Ma l'impegno dell'imperialismo italiano si proietta su scala globale, ben al di là del Medio Oriente. «Manovre nel Mar Cinese del Sud, la prima volta delle navi italiane»: così il quotidiano liberalprogressista La Repubblica (13 settembre) saluta enfaticamente il ruolo della portaerei Cavour nelle operazioni militari sul Pacifico.
Per la “prima volta” una portaerei italiana guida un gruppo navale composto da navi americane, francesi, spagnole, tedesche, australiane, giapponesi. «Il gruppo è salpato da Taranto a inizio giugno, ha attraversato il canale di Suez e nel Mar Rosso sono iniziate le attività di addestramento con la portaerei USA Roosevelt, e poi proseguite in Australia partecipando all'esercitazione Pitch Black che ha visto trasferire nelle basi dell'Oceania jet da combattimento delle ultime generazioni...» (La Repubblica). L'addestramento passa per due simulazioni di combattimento: la prima ha visto impegnati i modernissimi caccia F-35B e i più stagionati Harriera nel respingimento virtuale di «squadriglie nemiche»; la seconda ha visto l'azione coordinata di navi, aerei, elicotteri per «dare la caccia a una minaccia negli abissi».
Il ministro Crosetto ha motivato le operazioni, e la relativa partecipazione italiana, con queste parole: “Stiamo stringendo legami più profondi con paesi amici, perché vogliamo mantenere la libertà di navigazione e la sicurezza marittima in questa regione al fine di promuove il commercio e proteggere le catene di approvvigionamento”. Cosa non si fa per la “libertà”...
Il Pacifico si configura sempre più, in prospettiva, come il principale teatro della collisione tra imperialismo USA e imperialismo cinese.

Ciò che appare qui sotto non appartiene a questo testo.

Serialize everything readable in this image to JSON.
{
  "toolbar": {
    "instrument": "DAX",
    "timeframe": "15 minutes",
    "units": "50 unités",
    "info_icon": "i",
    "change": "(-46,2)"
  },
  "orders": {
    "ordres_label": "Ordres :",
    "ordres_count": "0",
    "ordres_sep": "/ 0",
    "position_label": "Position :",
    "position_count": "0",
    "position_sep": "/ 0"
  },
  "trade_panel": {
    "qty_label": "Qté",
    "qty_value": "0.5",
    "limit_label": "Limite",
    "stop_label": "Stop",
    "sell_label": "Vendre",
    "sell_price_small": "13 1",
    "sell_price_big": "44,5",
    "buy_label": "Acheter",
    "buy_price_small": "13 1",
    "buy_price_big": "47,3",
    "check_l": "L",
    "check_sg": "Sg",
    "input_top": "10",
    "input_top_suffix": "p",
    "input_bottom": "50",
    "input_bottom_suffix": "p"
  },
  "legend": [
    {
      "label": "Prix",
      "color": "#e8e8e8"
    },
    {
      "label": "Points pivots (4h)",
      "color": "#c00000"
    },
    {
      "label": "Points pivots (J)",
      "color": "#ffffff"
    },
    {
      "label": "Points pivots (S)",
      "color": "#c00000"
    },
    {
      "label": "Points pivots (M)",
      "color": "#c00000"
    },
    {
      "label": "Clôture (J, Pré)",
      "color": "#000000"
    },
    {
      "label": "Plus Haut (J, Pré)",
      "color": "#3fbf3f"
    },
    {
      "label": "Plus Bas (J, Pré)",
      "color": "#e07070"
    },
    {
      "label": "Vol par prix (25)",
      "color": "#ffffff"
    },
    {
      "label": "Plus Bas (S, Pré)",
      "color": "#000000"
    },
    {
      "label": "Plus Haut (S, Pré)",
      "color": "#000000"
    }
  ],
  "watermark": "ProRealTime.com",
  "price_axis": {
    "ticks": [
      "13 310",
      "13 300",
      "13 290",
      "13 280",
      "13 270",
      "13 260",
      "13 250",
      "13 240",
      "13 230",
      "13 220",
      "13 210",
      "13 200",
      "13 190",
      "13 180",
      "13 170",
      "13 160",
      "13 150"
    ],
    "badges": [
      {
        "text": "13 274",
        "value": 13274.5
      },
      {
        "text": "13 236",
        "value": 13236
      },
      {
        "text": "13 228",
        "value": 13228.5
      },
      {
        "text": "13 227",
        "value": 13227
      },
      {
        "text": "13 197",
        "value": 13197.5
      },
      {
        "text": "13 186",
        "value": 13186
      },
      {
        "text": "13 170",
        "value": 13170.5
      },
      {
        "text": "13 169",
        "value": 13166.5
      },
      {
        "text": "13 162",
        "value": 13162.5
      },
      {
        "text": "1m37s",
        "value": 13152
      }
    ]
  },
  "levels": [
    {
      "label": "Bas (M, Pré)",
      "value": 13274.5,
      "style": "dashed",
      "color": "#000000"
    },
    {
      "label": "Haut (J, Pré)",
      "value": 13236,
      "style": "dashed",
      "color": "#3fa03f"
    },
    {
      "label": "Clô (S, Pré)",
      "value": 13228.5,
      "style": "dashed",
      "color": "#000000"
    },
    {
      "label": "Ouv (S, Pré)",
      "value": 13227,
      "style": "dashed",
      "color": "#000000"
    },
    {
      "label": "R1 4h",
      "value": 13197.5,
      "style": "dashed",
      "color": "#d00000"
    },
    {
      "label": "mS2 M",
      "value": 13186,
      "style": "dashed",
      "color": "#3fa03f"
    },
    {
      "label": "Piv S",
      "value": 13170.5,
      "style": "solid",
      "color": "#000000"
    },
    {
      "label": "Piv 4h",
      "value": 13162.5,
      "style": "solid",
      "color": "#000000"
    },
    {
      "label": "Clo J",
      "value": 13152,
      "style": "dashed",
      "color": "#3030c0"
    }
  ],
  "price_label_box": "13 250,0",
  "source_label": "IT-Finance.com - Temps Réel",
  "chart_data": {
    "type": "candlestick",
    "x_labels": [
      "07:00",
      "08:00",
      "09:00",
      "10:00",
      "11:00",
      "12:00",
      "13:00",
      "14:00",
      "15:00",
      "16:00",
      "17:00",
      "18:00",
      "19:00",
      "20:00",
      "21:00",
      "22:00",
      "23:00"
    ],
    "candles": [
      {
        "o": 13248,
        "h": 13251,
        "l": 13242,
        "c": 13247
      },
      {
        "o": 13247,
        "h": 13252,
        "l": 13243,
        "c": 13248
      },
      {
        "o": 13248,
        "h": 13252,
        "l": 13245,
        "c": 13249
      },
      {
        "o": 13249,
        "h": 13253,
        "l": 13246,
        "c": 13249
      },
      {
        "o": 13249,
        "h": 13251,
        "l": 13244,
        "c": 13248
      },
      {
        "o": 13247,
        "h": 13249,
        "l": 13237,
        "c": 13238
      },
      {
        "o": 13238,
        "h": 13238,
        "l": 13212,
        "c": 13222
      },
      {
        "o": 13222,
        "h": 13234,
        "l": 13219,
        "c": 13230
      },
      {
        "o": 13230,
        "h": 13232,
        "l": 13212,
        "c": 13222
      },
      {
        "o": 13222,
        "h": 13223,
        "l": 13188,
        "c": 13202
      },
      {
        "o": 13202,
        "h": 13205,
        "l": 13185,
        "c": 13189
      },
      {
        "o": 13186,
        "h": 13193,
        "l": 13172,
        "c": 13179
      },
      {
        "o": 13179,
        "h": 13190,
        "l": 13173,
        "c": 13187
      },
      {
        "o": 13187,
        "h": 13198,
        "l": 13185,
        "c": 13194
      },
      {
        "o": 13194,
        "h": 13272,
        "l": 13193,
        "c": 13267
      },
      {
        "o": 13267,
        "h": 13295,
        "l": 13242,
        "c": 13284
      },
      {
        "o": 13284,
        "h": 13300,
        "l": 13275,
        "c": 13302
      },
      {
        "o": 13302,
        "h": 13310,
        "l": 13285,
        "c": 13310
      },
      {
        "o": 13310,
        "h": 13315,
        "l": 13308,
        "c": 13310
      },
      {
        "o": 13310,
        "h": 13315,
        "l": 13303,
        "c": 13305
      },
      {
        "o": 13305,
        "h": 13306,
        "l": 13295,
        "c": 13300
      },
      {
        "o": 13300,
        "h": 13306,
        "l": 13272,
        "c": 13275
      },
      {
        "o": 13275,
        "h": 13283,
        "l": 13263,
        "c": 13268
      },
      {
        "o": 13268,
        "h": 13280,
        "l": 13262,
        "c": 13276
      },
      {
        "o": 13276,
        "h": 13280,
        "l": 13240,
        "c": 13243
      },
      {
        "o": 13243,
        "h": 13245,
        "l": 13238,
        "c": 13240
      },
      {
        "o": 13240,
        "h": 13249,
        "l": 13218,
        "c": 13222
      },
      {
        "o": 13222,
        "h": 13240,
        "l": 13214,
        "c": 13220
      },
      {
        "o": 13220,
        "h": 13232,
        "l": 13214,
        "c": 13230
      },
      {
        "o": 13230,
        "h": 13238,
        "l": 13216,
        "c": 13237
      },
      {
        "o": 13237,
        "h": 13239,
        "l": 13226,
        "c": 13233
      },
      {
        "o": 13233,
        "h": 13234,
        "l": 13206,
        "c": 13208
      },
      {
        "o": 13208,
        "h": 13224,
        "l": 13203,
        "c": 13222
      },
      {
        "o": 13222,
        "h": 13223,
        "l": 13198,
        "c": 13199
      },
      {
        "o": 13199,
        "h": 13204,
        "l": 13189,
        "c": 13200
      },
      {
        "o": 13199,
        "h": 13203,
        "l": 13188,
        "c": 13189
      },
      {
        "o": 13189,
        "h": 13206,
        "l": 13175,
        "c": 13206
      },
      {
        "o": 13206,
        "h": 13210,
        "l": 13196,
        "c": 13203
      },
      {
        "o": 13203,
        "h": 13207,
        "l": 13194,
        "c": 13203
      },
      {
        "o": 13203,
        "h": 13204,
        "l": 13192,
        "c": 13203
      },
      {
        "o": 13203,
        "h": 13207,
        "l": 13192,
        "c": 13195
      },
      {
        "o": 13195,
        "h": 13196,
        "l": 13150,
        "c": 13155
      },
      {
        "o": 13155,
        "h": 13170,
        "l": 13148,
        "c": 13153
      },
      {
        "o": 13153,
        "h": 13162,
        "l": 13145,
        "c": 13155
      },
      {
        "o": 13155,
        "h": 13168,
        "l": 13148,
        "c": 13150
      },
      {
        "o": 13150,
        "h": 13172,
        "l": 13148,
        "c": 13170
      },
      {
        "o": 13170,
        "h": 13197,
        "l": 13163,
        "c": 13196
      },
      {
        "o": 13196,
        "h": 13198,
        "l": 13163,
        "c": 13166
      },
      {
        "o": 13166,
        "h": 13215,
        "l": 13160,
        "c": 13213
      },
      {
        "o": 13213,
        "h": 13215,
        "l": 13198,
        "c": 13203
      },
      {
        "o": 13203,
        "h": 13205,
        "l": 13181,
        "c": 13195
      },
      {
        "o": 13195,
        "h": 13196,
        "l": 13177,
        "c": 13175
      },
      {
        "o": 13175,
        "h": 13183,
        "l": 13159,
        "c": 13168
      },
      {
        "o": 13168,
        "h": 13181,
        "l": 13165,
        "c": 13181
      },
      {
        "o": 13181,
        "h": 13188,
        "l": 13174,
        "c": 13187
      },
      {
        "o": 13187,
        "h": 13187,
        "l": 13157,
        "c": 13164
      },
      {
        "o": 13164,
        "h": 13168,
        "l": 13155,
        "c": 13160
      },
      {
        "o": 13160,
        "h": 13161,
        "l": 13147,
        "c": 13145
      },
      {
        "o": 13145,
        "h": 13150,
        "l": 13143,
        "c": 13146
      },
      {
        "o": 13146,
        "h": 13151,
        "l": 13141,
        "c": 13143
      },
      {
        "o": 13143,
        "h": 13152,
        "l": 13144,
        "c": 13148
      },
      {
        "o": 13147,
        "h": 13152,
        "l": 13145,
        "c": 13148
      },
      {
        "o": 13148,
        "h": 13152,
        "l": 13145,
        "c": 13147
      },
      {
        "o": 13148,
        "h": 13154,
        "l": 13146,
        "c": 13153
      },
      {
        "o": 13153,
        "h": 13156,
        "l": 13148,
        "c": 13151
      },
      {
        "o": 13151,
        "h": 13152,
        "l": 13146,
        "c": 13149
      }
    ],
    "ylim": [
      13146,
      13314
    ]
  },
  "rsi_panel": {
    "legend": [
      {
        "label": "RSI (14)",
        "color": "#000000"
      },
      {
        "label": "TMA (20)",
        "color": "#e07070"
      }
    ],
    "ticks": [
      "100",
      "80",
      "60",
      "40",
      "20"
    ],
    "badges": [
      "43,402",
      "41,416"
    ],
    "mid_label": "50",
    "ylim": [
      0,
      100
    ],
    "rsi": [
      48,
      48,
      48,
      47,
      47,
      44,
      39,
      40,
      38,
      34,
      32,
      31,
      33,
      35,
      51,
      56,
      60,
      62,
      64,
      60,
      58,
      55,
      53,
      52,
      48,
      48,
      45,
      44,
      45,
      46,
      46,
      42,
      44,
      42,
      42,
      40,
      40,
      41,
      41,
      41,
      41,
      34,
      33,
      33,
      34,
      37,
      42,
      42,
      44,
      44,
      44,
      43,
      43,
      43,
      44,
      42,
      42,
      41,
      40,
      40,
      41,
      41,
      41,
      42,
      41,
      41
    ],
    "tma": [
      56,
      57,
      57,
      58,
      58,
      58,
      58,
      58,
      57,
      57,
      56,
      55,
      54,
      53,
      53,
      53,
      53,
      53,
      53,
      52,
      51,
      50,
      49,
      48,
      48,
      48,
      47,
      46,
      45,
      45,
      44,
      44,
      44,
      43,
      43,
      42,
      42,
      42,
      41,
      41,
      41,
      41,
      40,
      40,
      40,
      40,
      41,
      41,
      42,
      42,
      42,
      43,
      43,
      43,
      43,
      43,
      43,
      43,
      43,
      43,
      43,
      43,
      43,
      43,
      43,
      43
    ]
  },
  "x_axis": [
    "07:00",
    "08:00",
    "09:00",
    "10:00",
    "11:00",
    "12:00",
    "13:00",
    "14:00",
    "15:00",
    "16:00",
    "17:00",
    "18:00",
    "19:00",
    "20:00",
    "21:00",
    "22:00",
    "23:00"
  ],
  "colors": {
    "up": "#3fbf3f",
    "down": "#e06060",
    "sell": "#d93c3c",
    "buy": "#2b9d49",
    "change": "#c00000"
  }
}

Un imperialismo in declino ma ancora dominante e un imperialismo in ascesa con ambizioni crescenti. È la rotta potenziale di una futura grande guerra per la spartizione del mondo. L'estensione della NATO sul Pacifico, con l'arruolamento di Giappone, Corea del Sud, Australia è parte della preparazione alla guerra. Come lo è, sul versante opposto, la stretta cinese su Taiwan. L'imperialismo italiano non è spettatore ma partecipe della grande alleanza a guida USA. E non vuole restare in seconda fila. Come non lo vogliono Leonardo e Fincantieri. L'imperialismo di casa nostra è innanzitutto l'imperialismo tricolore.